高さ20フィート、幅16フィートの防弾プラスチックの下の方を、車のドア一枚分くらいの大きさを切り抜き、車寄せのすぐ前に立てておく。車が到着したら、その切り抜いた穴の部分を通るようにドアを開け、中の人物はその穴をくぐり抜け、防弾プラスチックの板の向こう側へ。こうすれば、スナイパーにはターゲットがはっきり見えているが、当のターゲットは車を降りたと同時に防弾プラスチックの向こう側に立っているのだから、狙撃したところで弾は『届かない』。
実際、一晩でここまでやるには苦労した。プラを手に入れたは良いが、問題は設置だった。マックスに頼んでCIAと、俺の昔のコネでペンタゴンから直接ホワイトハウスにかけあってもらって、ようやく設置にこぎつけた。

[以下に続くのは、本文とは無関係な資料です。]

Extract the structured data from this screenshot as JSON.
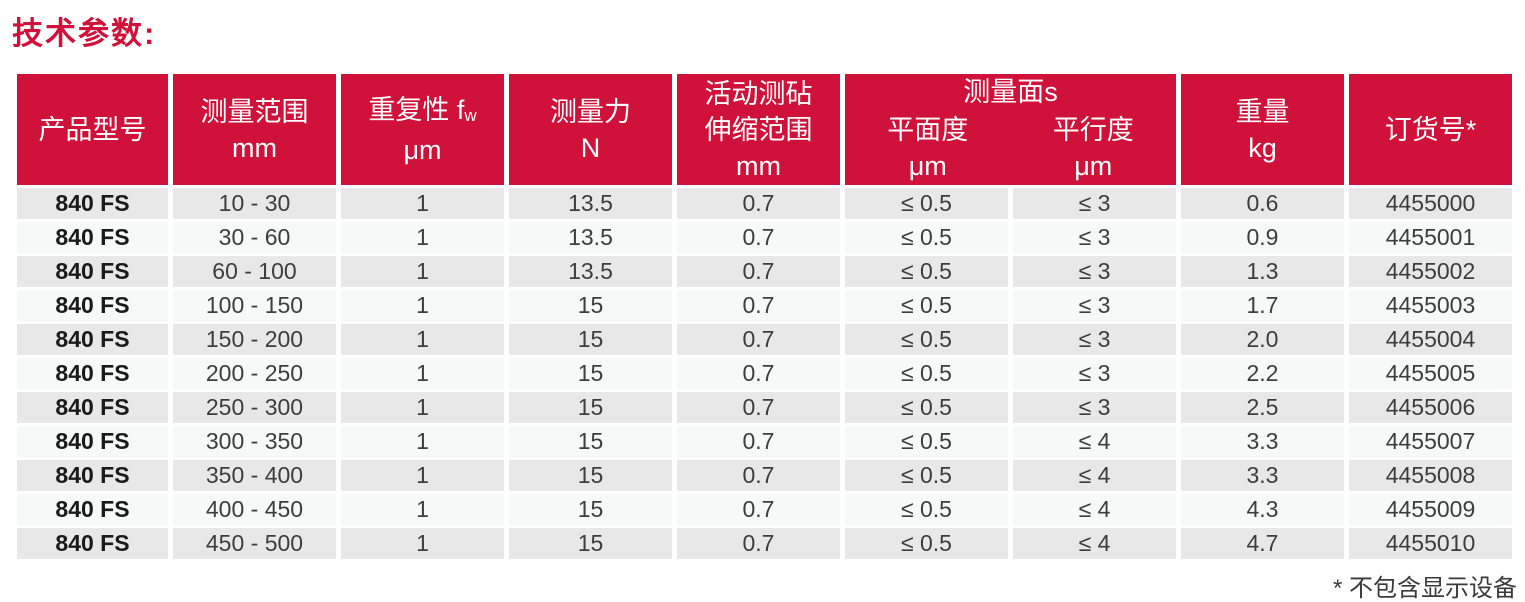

だが実験している暇はなかったので、ぶっつけでやるしかなかった。名付けて『Project AT-Field』。正直、うまくいくかどうはフィフティ・フィフティだった。
だがこれで――
「ディルク!」
直後一発の銃声。とほぼ同時に、一機のヘリがテールローターから煙を出しながら、真下に落ちていくのが見えた。さっきからずっと飛び回ってた、ヘリ群の一番外にいたやつだ。
おいおい、てことは――
『捉えた』
ディルクからの返答。
「おい、まさか『あれ』か?」
『そうだ。ヘリから狙撃してきた』
冗談だろ。目算だが、どう見てもこっから3500フィートは先だぞ? こんな距離を、揺れるヘリの中から撃ったってのかよ?